Ranitidine (Zantac): Although this H2 blocker is generally considered safe during pregnancy, some studies have suggested a possible association with congenital disabilities, so it’s important to speak with a doctor before taking this medication.
Proton pump inhibitors (PPIs), such as omeprazole (Prilosec), lansoprazole (Prevacid), and esomeprazole (Nexium): PPIs have been associated with an increased risk of preterm birth, low birth weight, and other complications, and are generally not recommended for use during pregnancy.
Bismuth subsalicylate (Pepto-Bismol): This antacid and anti-diarrheal medication has not been studied in pregnant women and is generally not recommended during pregnancy.
When should you visit the doctor?
You must visit your doctor if medications don’t relieve your heartburn symptoms.
Pre-eclampsia, a dangerous pregnancy complication, can make you feel like you are having heartburn and have pain beneath your ribcage.

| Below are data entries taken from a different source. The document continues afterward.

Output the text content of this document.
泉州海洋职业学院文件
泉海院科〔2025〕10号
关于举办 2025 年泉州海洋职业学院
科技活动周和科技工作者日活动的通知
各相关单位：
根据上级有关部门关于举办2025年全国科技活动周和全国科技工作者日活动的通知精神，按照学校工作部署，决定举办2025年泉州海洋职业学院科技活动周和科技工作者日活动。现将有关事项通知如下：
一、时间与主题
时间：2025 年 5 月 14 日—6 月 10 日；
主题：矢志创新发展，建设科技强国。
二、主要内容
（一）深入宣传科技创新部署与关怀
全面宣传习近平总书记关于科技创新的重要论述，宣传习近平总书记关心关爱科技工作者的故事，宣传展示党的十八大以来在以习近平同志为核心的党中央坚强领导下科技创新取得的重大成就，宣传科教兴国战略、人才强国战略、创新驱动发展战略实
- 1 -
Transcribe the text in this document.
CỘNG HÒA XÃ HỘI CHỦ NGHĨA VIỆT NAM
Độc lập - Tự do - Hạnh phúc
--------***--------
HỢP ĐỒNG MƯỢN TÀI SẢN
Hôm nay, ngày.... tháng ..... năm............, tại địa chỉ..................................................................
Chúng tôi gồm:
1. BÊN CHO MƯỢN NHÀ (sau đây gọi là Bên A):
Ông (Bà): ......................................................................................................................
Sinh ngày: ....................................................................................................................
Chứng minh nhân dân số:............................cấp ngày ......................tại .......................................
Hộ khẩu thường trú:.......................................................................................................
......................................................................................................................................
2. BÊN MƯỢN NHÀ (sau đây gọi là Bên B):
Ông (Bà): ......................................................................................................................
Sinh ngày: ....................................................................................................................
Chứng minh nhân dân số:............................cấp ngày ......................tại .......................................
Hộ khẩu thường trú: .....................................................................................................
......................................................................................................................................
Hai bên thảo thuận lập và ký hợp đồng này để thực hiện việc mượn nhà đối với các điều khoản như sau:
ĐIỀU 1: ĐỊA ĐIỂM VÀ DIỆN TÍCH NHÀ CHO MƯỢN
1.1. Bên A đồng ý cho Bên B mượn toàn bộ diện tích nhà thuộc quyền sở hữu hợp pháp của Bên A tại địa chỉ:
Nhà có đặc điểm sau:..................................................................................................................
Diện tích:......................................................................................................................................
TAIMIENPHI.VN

Additionally, you must contact your physician right away if:
- You are losing weight
- Throwing up blood
- Having trouble swallowing
In conclusion, indigestion and heartburn are common complaints during pregnancy, caused by various factors, including hormonal changes, physical pressure on the digestive system, and changes in eating habits.
While these symptoms can be uncomfortable, they are usually not harmful to the developing fetus.
Some lifestyle changes can be made to help alleviate indigestion and heartburn during pregnancy, such as eating smaller, more frequent meals, avoiding certain trigger foods, and avoiding lying down after eating.
Over-the-counter antacids or prescription medications may also be recommended. Still, speaking with a doctor before taking any new medication is important, as some medications can have potential risks for the developing fetus.
If symptoms are persistent or severe, it’s important to speak with a doctor, as they can indicate a more serious condition, such as gastroesophageal reflux disease (GERD).
With the guidance of a doctor, it is possible to manage indigestion and heartburn during pregnancy and maintain a healthy pregnancy.